Da, wie in dem Urteile des ersten Civilsenates des Reichsgerichtes vom 14. November 1883 i. S. W. w. C. Rep. I. 363/831 ausgeführt ist, die Verpflichtung zum Ersatze des durch Vollzug eines vorläufig vollstreckbaren Urteiles verursachten Nachteiles nicht schlechthin dadurch begründet wird, daß das Urteil wieder beseitigt wurde, so mußte das Urteil des Berufungsgerichtes aufgehoben werden. Dem Antrage der Revisionskläger, eine Sachentscheidung auf Abweisung der Schadensforderung zu treffen, konnte aber nicht entsprochen werden. Es bedarf dies thatsächlicher Würdigungen. Daß es dem Anspruche an der erforderlichen Begründung fehle, laßt sich nicht behaupten.
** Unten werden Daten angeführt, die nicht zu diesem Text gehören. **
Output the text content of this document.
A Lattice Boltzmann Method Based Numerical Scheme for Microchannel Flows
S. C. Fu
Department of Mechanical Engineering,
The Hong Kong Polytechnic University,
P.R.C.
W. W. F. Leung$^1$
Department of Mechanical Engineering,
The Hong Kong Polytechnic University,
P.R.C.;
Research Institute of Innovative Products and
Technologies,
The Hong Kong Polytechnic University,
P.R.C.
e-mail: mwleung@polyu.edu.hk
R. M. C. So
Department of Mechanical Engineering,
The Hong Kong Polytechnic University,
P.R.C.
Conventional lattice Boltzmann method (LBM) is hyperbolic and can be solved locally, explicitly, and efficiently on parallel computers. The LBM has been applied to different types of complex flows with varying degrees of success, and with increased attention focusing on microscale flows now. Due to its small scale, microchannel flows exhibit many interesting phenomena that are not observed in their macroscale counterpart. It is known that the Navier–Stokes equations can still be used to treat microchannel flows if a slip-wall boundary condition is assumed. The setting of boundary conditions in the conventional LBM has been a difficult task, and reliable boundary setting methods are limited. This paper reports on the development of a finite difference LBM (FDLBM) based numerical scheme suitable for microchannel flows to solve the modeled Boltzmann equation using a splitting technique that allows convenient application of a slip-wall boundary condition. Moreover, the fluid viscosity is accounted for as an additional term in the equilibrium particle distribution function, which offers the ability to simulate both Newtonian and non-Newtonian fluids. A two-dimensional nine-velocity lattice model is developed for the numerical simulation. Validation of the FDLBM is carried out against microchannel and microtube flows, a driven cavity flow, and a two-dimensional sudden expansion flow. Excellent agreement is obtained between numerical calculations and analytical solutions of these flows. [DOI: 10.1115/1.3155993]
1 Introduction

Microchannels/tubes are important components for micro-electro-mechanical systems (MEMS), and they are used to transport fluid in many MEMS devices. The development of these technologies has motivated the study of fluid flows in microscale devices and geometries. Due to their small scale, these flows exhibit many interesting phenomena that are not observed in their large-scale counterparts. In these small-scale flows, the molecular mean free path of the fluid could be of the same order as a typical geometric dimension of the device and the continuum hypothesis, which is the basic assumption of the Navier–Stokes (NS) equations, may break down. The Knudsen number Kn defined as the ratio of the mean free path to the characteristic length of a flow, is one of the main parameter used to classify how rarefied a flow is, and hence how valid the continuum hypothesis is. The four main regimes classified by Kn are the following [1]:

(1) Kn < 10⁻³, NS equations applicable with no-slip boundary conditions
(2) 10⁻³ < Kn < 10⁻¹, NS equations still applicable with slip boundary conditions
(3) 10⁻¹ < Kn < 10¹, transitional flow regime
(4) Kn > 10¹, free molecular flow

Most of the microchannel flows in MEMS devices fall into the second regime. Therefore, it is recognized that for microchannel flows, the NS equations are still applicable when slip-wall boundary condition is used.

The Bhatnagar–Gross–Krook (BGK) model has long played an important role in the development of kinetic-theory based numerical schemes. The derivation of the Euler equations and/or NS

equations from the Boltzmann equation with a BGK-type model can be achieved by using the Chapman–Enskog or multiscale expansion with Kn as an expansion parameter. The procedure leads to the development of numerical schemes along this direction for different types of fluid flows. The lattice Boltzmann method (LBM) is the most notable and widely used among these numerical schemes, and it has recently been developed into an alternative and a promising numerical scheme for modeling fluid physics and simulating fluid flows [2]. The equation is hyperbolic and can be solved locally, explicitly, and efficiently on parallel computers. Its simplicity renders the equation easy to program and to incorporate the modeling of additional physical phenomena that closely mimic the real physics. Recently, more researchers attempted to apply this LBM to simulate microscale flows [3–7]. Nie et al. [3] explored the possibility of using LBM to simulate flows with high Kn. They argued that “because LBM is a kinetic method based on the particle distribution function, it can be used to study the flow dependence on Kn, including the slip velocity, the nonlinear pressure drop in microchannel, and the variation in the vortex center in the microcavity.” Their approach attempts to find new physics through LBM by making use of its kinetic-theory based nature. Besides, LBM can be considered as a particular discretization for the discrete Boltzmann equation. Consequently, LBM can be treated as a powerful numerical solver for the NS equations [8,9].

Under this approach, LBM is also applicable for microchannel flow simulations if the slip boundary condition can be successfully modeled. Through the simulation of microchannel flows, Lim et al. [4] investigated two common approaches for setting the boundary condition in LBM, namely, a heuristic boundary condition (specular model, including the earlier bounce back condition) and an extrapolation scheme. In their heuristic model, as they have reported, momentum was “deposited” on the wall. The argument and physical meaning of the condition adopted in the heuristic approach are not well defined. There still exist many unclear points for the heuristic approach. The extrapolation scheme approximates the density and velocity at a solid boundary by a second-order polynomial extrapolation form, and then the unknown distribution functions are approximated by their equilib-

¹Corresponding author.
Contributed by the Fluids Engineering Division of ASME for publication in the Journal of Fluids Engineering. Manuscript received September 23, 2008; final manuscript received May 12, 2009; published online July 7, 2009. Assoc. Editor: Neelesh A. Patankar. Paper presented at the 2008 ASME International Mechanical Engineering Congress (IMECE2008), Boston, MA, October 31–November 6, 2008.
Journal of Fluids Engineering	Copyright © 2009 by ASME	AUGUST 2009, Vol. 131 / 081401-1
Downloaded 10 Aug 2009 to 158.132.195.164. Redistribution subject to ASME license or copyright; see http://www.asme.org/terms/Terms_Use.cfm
Der Kläger erachtet die Thatsache, daß Beklagte im Vorprozesse den Eid verweigert haben, für die Bildung der Überzeugung von der Nichtigkeit der im Vorprozesse aufgestellten Einwände ausreichend, desgleichen beim Entgegenstehen der Einwandsthatsachen die Beklagten in Schuld, wenn sie trotz derselben den Wechselanspruch verfolgten. Es kann auch durchaus nicht geleugnet werden, daß die beanspruchten Schlußfolgerungen des Haltes nicht ohne weiteres entbehrten, sofern Beklagte nichts Thatsächliches gegen dieselben vorzubringen vermochten. Was aber die Frage anlangt, ob sich im Falle schuldhaften Eingriffes in das Vermögen des Beklagten eine Ersatzpflicht nach den Grundsätzen des maßgebenden bürgerlichen Rechtes begründen läßt, so erscheint die Begründung, welche das Berufungsgericht sowohl unter dem Gesichtspunkte widerrechtlicher und schädigender Entziehung des Sacheneigentumes wie unter dem einer im Falle einer wirklich ertheilten Zusage, den Wechsel selbst einzulösen, begangenen Verletzung einer Vertragspflicht angenommen hat, zutreffend."

  • 1. S. oben Nr. 111 S. 415. D. R.